The study of abstract vector spaces is the domain of the subject "Linear Algebra". Matrix Theory deals with matrices and the vector spaces of n-dimensional Euclidean space. Although Linear Algebra employs the ideas and results of Matrix Theory extensively it is a distinctly separate subject employing a lot of radically different ideas and methods.

Let us consider abstract vector spaces. These are spaces in which the vectors are general abstract objects as opposed to just the usual n-vectors of Euclidean n-space. Any such abstract vector space of n dimensions has a basis consisting of n linearly independent vectors. Every vector in such a space can be expressed as some linear combination of its basis vectors.

Let us take an example. Consider the abstract vector space consisting of polynomials of degree
2 or less. The set {1, x, x^{2}} is a set of three linearly independent vectors that comprise a basis for
this vector space. Every vector in the space can be expressed as some linear combination of
these three basis vectors. There are an infinite number of other bases for the space which can be
formed by forming linear combinations of these three basis vectors, just as is the case for basis
vectors of n-space. As an example, let us find another set of three linearly independent vectors
that could serve as a basis. Let e_{1} = 1, e_{2 } = x, e_{3 }= x^{2} be the three basis vectors. Then we could
find a vector lying in the e_{1} - e_{2} subspace by forming some linear combination of e_{1} and e_{2}, a
vector in the e_{1} - e_{3} subspace by forming some linear combination of e_{1} and e_{1}, and a vector in
the e_{2} -_{ }e_{3} subspace by forming some linear combination of e_{2} and e_{3} and these three vectors
would be linearly independent and constitute a basis.

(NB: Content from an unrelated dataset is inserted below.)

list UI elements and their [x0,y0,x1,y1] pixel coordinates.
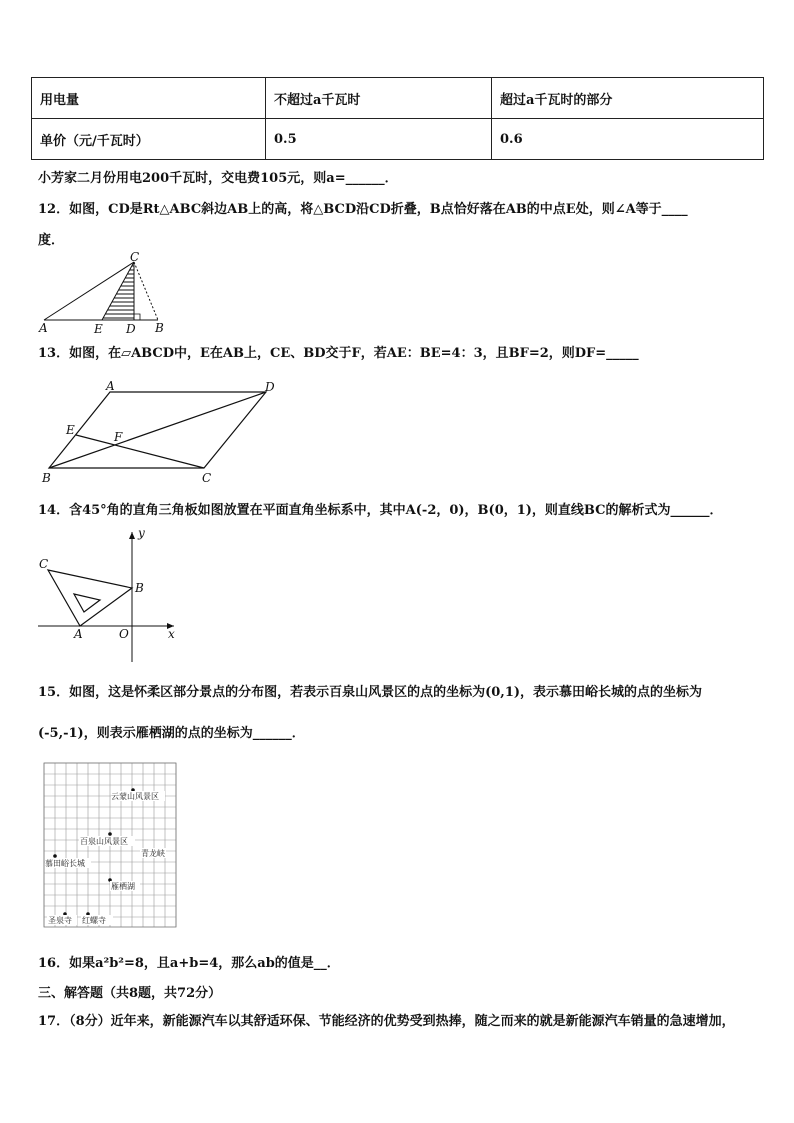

There is a difference between the n-vectors of Matrix Theory and those of an abstract linear
space. In Matrix Theory the vectors that we deal with are specified directly as the n-tuple that
they are. When we refer to the n-tuple, we refer to the vector itself. In Linear Algebra the
abstract vectors we deal with are not generally specified directly, but rather indirectly, through
their "coordinate vector". The actual vector can be computed if desired but we generally specify
them by their coordinate vector as referred to a specified basis. Let us take the example we used
above. Consider the abstract vector space consisting of polynomials of degree 2 or less. Let us
take the set B = {1, x, x^{2}} as a basis for the space. Every vector in the space can be expressed as
some linear combination of these three basis vectors. If e_{1}= 1, e_{2} = x, e_{3} = x^{2} are the three basis
vectors, then any vector v in the vector space can be computed as

v = a_{1}e_{1} + a_{2}e_{2} + a_{3}e_{3}

The n-tuple (a_{1}, a_{2}, a_{3}) is the coordinate vector of v with respect to the basis B. The coordinate
vector of a vector v is given as [V]_{B} = ( a_{1}, a_{2}, a_{3}). So we refer to vectors by these coordinate
vectors. Suppose the coordinate vector of v is [V]_{B} = (2, 3, 5). Then the actual vector v is 2 +
3x + 5 x^{2}. We can compute the vector out to get its actual value if we wish but it is usually
sufficient to just use its coordinate vector.